I stated my new initiative is to educate the masses, so why not start with the place in which the masses at one point also began?
All this means is that out of the box C# comes with a lot of functionality built-in for you. The .Net Framework is essentially just as it sounds. It’s a collection of tools to help you do your job more easily.
You don’t need to reinvent the wheel, and the wheel is the .Net Framework.
When you write code against the .Net Framework, it is compiled into another language called an intermediate language. In-fact, C# is not the only language under the umbrella of the .Net Framework; there’s VB.Net, C++.Net, F#, A#, P#, and many more (complete list here). When you write code in any of these .Net languages and compile it, the .Net compiler turns your human readable code, into the less human readable intermediate language. This language is complex, but can be interpreted and transformed once again into native code (or machine code). The glory of this process is what allows 5 developers, all using different languages targeting the .Net Framework to work on the same project at the same time (not that this would happen often).
So with all of these other languages out there, why choose C#? Why even choose the .Net Framework for that matter?
Both good questions, and both have complex answers.
Myself being a C# developer, am a little biased. However, from my experience over the past 6 years, here’s what you should know.
If you’re wanting to work on intensive, high performance video games targeting the popular platforms out there (PS3, Xbox 360, Wii), then C++ is the language you should learn.

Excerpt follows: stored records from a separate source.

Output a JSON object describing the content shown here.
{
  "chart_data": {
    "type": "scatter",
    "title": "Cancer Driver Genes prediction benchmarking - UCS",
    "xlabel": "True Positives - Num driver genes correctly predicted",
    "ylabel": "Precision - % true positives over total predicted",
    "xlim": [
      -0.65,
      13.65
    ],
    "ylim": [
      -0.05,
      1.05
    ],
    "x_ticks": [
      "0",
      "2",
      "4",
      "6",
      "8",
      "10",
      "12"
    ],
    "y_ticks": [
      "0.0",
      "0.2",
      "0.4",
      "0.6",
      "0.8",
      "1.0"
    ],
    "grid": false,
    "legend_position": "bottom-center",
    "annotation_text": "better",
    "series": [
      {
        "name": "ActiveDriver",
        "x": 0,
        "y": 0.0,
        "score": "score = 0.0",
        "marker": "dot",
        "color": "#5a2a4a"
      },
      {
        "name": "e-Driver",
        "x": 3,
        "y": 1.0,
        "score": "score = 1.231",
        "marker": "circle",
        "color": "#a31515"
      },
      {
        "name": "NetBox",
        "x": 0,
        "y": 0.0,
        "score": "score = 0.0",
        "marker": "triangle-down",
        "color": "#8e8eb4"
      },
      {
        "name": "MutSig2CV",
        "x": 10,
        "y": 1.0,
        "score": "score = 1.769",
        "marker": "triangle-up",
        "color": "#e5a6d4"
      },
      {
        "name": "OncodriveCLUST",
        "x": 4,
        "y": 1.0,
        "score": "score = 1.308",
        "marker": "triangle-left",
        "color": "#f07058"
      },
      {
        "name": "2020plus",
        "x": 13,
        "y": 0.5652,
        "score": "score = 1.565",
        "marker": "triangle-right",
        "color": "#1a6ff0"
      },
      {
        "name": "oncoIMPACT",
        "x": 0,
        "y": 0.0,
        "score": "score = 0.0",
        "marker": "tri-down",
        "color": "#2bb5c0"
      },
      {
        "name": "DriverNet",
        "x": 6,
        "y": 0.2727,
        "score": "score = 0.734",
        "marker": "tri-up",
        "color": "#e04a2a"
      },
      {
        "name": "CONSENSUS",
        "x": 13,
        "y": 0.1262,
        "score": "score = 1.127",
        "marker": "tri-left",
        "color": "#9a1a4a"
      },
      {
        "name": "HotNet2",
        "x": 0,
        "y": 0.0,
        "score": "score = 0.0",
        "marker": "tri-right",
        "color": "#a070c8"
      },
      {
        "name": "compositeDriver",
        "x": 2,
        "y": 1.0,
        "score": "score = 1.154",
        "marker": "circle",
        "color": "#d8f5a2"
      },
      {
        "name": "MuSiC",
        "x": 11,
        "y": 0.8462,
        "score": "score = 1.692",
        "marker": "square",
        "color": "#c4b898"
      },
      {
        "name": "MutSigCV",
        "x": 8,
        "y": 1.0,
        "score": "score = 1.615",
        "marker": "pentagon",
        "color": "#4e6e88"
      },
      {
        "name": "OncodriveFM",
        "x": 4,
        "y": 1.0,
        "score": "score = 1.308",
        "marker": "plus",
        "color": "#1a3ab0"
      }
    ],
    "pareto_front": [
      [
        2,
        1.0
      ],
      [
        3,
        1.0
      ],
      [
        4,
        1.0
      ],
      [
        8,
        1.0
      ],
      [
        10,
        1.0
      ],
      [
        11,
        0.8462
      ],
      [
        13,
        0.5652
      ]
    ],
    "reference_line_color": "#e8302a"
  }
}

If you’re wanting to get into phone development, then depending on the platform you choose, iPhone = objective C, Android = Java, Windows Phone = .Net (C#, Silverlight).

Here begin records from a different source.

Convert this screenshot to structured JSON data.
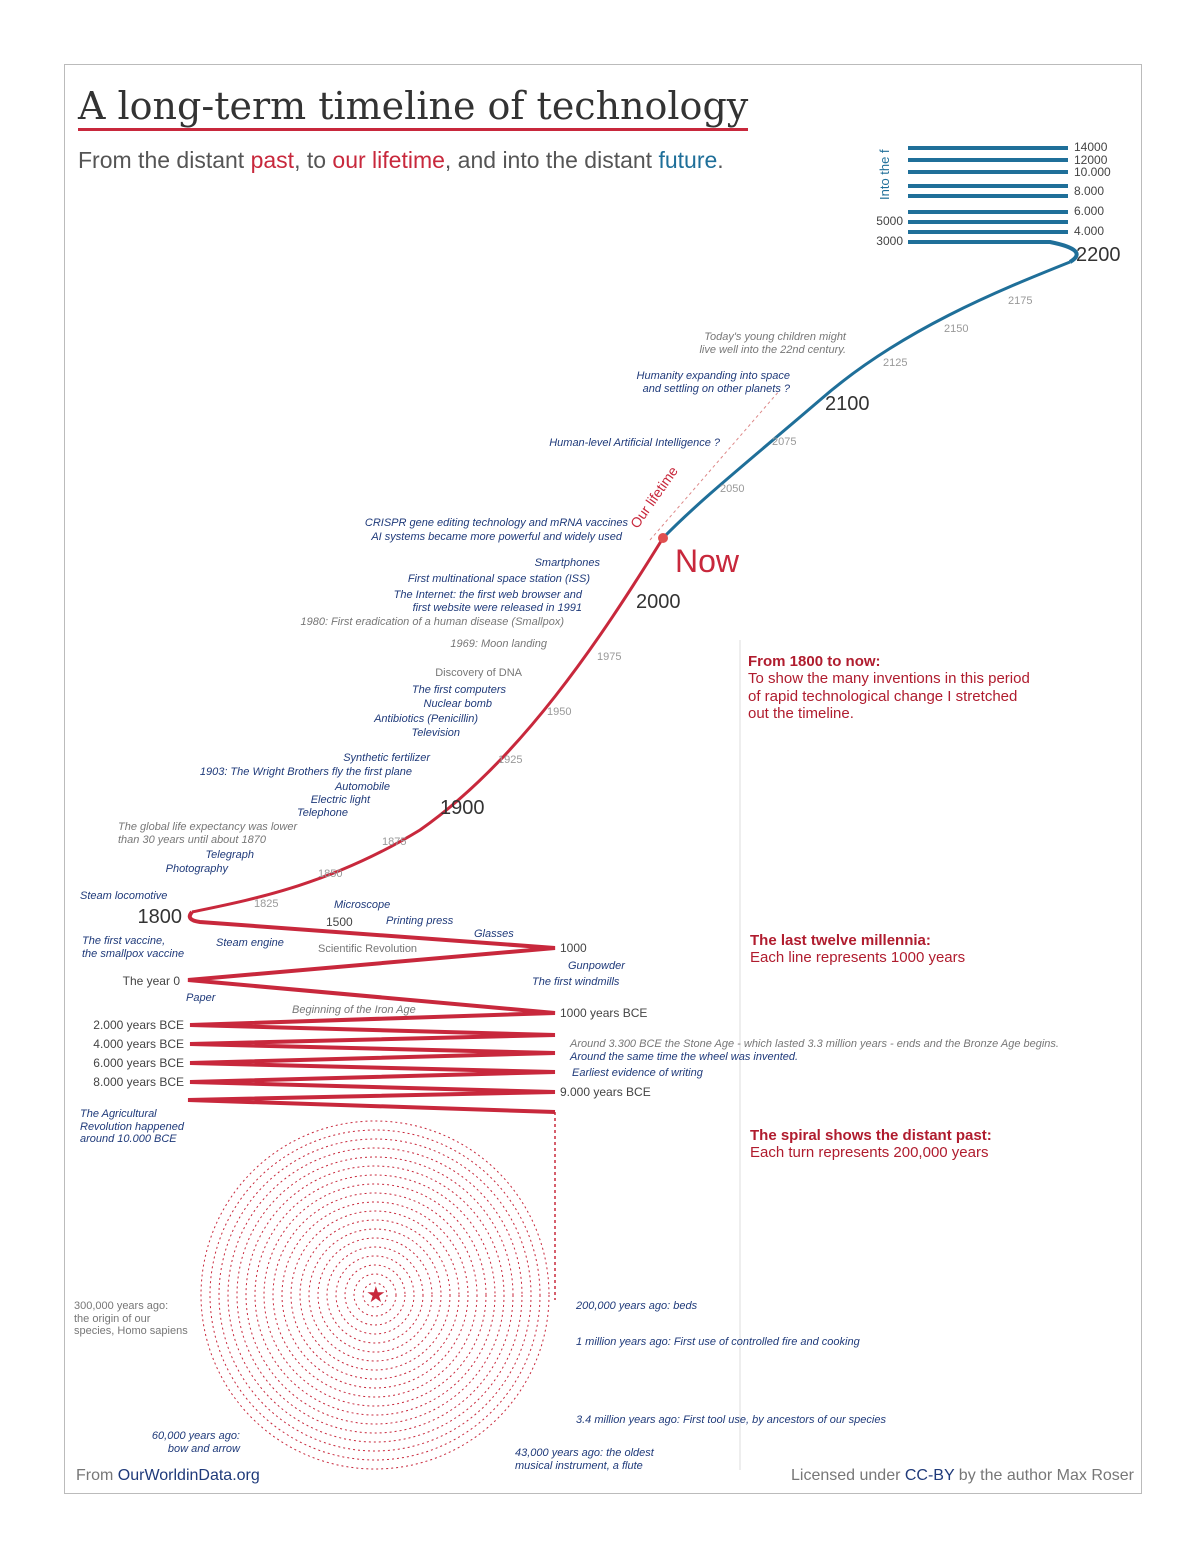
{
  "title": "A long-term timeline of technology",
  "subtitle": {
    "p1": "From the distant ",
    "past": "past",
    "p2": ", to ",
    "lifetime": "our lifetime",
    "p3": ", and into the distant ",
    "future": "future",
    "p4": "."
  },
  "colors": {
    "past": "#c8283c",
    "future": "#1f6f99",
    "events": "#1f3a7a",
    "title_underline": "#c8283c"
  },
  "future_section": {
    "label": "Into the f",
    "ticks_right": [
      "14000",
      "12000",
      "10.000",
      "8.000",
      "6.000",
      "4.000"
    ],
    "ticks_left": [
      "5000",
      "3000"
    ],
    "end": "2200"
  },
  "years": {
    "y2175": "2175",
    "y2150": "2150",
    "y2125": "2125",
    "y2100": "2100",
    "y2075": "2075",
    "y2050": "2050",
    "now": "Now",
    "y2000": "2000",
    "y1975": "1975",
    "y1950": "1950",
    "y1925": "1925",
    "y1900": "1900",
    "y1875": "1875",
    "y1850": "1850",
    "y1825": "1825",
    "y1800": "1800",
    "y1500": "1500",
    "y1000": "1000",
    "y0": "The year 0",
    "bce1000": "1000 years BCE",
    "bce2000": "2.000 years BCE",
    "bce4000": "4.000 years BCE",
    "bce6000": "6.000 years BCE",
    "bce8000": "8.000 years BCE",
    "bce9000": "9.000 years BCE"
  },
  "our_lifetime": "Our lifetime",
  "events": [
    "Today's young children might\nlive well into the 22nd century.",
    "Humanity expanding into space\nand settling on other planets ?",
    "Human-level Artificial Intelligence ?",
    "CRISPR gene editing technology and mRNA vaccines",
    "AI systems became more powerful and widely used",
    "Smartphones",
    "First multinational space station (ISS)",
    "The Internet: the first web browser and\nfirst website were released in 1991",
    "1980: First eradication of a human disease (Smallpox)",
    "1969: Moon landing",
    "Discovery of DNA",
    "The first computers",
    "Nuclear bomb",
    "Antibiotics (Penicillin)",
    "Television",
    "Synthetic fertilizer",
    "1903: The Wright Brothers fly the first plane",
    "Automobile",
    "Electric light",
    "Telephone",
    "The global life expectancy was lower\nthan 30 years until about 1870",
    "Telegraph",
    "Photography",
    "Steam locomotive",
    "The first vaccine,\nthe smallpox vaccine",
    "Steam engine",
    "Microscope",
    "Printing press",
    "Glasses",
    "Scientific Revolution",
    "Gunpowder",
    "The first windmills",
    "Paper",
    "Beginning of the Iron Age",
    "Around 3.300 BCE the Stone Age - which lasted 3.3 million years - ends and the Bronze Age begins.",
    "Around the same time the wheel was invented.",
    "Earliest evidence of writing",
    "The Agricultural\nRevolution happened\naround 10.000 BCE",
    "300,000 years ago:\nthe origin of our\nspecies, Homo sapiens",
    "200,000 years ago: beds",
    "1 million years ago: First use of controlled fire and cooking",
    "3.4 million years ago: First tool use, by ancestors of our species",
    "60,000 years ago:\nbow and arrow",
    "43,000 years ago: the oldest\nmusical instrument, a flute"
  ],
  "notes": [
    {
      "heading": "From 1800 to now:",
      "body": "To show the many inventions in this period\nof rapid technological change I stretched\nout the timeline."
    },
    {
      "heading": "The last twelve millennia:",
      "body": "Each line represents 1000 years"
    },
    {
      "heading": "The spiral shows the distant past:",
      "body": "Each turn represents 200,000 years"
    }
  ],
  "footer": {
    "from": "From ",
    "source": "OurWorldinData.org",
    "license_pre": "Licensed under ",
    "license": "CC-BY",
    "license_post": " by the author Max Roser"
  }
}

There’s a lot more fields and languages to suit them, but the last one I’m going to talk about is tools development. What is tools development? What is a tool? Well, aside from that guy in highschool that wore his football jersey every day, a tool in the context of software development is an application that aids another person. Consider it analogous to a tool you would pick up out of a work shed to aid yourself in some home improvement task. Tools are an amazing asset to software development. A tool could be developed for internal use within your company or team, or it could be developed and released to the public. Microsoft Word is an example of a tool in the public. In-fact, all of the Microsoft Office suite applications are tools.
In this day and age, quick turn around time is important for tools and application development. Remember the .Net Framework that I mentioned before? Well, it comes with a ton of building blocks out of the box to assist you in getting your job done faster. For this reason among many (read… many) others, and the simplicity (arguably) of the .Net Languages (most notable, C#), the .Net Framework is a perfect choice for tools and application development. It is also a great way for first time programmers to jump in and get their feet wet with software development.
There is always market research being conducted on where the jobs are geared towards in programming these days. I can tell you that familiarity with the .Net Framework is a plus in a lot of companies out there. I haven’t seen every job, but I have casually job hunted over the past few years and the market never ceases to amaze me with its plethora of jobs targeting the .Net Framework.
I hope you were able to take something away from this. I wanted to talk about C# and the .Net Framework first before I lectured on coding. If you had familiarity with this already, then I hope it was a refresher for you. If this was all new to you, then I hope this was helpful in aiding you in deciding what path to take next.